Расстроенный, злой, Гуляев пришел к Козакову. Виталий работал над портретом Дмитрия Ершова. В клетчатой блузе, испачканной красками, стоял он посреди комнаты и всматривался в лицо, перерубленное шрамом. Шрам придавал лицу выражение почти исступленное, с такими лицами шли на костер, не уступив в убеждениях, бросались в неравный бой за правду и справедливость, могли держать руку над горящей свечой, превозмогая боль во имя святой правоты.
Виталий не сразу ответил на приветствие Гуляева. Взгляд его блуждал несколько минут, пока наконец художник возвратился к действительности.
— А знаешь, кое–что начинает получаться, — сказал Гуляев, рассматривая портрет. — Черт возьми, ну и силища в этом человеке!
Виталий принялся рассказывать о Дмитрии. Он уже знал каждую черточку его биографии. Рассказал и об его отце, о том, как старший Ершов тайно сражался с немцами и за это поплатился жизнью.
— Я бы и портрет старика написал, Александр Львович. Но совершенно не умею работать без натуры. А так вот, мысленно, хорошо вижу перед собой этого рабочего льва.
— Ну–ка, расскажи еще раз снова, — попросил Гуляев, — что он там делал, в той яме? Скиповая яма называется? Шихта, значит? Рассказывай, рассказывай.
Гуляев слушал, подперев подбородок кулаком, глядя, куда–то мимо портрета Дмитрия Ершова.
— Витька! — сказал он. — Какая простота и какая цельность! Какая мощь человеческая и какое величие духа! До свиданья, я пошел. Ты подарил мне идею, замечательную идею!
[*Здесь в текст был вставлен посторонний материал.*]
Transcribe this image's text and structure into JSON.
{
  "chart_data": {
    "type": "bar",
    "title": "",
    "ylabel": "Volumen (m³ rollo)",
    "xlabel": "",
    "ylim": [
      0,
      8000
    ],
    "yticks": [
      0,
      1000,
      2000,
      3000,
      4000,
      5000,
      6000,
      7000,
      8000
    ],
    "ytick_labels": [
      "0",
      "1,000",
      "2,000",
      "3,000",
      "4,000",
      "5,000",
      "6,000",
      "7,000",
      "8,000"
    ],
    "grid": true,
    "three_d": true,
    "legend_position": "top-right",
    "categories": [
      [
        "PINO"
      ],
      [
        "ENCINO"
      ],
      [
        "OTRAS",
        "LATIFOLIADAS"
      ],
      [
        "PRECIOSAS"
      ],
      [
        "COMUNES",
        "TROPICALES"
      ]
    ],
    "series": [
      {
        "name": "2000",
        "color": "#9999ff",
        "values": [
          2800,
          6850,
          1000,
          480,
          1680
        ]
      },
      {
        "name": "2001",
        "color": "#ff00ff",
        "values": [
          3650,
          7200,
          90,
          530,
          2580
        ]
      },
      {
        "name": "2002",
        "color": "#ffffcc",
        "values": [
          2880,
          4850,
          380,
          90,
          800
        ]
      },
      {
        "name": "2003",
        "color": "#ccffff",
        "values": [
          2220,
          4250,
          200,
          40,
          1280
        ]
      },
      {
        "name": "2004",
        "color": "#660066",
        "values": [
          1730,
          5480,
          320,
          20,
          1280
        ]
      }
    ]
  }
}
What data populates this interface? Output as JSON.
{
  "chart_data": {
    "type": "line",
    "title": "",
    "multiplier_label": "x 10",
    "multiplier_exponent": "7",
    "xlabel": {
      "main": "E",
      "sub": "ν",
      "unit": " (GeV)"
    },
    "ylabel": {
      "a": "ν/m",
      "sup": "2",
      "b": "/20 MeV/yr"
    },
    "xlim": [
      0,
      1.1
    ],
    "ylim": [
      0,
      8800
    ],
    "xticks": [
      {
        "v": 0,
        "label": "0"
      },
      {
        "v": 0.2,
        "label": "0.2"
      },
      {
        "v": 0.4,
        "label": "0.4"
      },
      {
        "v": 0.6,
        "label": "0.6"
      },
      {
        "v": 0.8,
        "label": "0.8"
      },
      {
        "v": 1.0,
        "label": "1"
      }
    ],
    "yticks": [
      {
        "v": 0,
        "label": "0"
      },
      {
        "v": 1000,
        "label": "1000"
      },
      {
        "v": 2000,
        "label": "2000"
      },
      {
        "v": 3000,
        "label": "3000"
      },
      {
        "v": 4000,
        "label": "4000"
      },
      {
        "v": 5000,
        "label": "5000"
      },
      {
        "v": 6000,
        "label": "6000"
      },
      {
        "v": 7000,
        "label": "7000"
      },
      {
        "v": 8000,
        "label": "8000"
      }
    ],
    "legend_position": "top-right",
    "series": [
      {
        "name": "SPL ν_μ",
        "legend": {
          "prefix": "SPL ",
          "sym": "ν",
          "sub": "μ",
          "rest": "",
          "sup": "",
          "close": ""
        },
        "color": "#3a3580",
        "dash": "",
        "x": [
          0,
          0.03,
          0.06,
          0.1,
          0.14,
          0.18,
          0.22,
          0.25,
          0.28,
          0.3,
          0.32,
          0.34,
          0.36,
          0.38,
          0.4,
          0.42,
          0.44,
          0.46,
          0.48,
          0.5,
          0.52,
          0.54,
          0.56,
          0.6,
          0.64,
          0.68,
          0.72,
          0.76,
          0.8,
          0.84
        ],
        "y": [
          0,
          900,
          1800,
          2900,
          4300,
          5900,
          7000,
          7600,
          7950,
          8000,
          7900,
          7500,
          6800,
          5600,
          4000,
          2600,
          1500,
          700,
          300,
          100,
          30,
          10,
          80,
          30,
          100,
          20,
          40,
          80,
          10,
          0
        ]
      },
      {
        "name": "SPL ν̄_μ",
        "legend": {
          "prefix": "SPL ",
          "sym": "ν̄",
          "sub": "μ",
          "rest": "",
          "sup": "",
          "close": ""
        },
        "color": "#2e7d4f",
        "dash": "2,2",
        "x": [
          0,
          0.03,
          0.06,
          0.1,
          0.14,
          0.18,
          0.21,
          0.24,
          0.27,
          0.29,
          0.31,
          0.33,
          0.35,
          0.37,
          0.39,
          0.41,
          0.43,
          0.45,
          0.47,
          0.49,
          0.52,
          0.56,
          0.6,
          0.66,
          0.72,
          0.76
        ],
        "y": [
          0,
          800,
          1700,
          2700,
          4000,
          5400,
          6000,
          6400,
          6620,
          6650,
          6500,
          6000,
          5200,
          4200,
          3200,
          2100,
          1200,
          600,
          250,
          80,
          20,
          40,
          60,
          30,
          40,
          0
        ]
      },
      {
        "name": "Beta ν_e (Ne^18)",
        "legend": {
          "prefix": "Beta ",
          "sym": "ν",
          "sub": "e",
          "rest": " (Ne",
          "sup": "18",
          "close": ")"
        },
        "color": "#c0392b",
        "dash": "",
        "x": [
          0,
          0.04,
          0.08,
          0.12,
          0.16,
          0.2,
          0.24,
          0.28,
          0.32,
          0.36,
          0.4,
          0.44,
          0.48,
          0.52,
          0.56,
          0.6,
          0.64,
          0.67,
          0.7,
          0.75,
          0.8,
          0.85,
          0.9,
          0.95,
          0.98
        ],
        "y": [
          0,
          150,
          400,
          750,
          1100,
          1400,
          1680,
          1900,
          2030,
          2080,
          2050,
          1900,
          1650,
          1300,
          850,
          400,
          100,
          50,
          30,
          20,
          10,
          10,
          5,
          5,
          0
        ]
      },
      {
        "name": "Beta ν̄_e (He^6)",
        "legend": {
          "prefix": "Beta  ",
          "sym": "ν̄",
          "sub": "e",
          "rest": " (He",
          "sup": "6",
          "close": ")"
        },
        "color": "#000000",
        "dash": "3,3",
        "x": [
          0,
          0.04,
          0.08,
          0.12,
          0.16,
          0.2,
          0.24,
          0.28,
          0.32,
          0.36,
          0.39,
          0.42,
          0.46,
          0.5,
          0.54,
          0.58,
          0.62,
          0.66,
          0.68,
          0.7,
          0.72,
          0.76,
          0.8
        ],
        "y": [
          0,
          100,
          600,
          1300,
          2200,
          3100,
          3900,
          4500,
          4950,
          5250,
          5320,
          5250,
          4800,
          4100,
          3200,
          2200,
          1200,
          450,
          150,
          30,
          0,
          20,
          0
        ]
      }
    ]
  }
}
Весь вечер просидел Гуляев у своего соседа, у Платона Тимофеевича. Пили чай. Никакого настроения пить что–либо иное не было. Расспрашивал доменного обер–мастера об его отце, Тимофее Игнатьевиче. Платон Тимофеевич рассказывал охотно, и не только об отце — обо всех Ершовых. Показывал фотографии. На фотографиях Тимофей Игнатьевич вовсе не выглядел львом. В маленьком, сухом старичке никак не угадывались ни мощь человеческая, ни величие духа. Гуляев отстранил от себя снимки, ему эти фотографические подробности были не нужны. Он рисовал себе иного Тимофея Игнатьевича и отступить от того портрета уже не мог.
Он раздобыл пропуск на завод и целый день провел в доменном цехе. Искра водила его в скиповую яму, к вагону–весам, к скиповым тележкам. Он стоял с нею возле ревущей домны, видел, как хлещет из летки слепящий чугун. Сняв шляпу, склонил голову над тем местом, где, по рассказам рабочих, гитлеровцы замучили двух бесстрашных стариков, остановивших печь; сходил к братской могиле, в которой рядом с другими рабочими лежали эти два неразлучных друга.
Искра видела на щеках Гуляева слезы, он их не стыдился и не скрывал.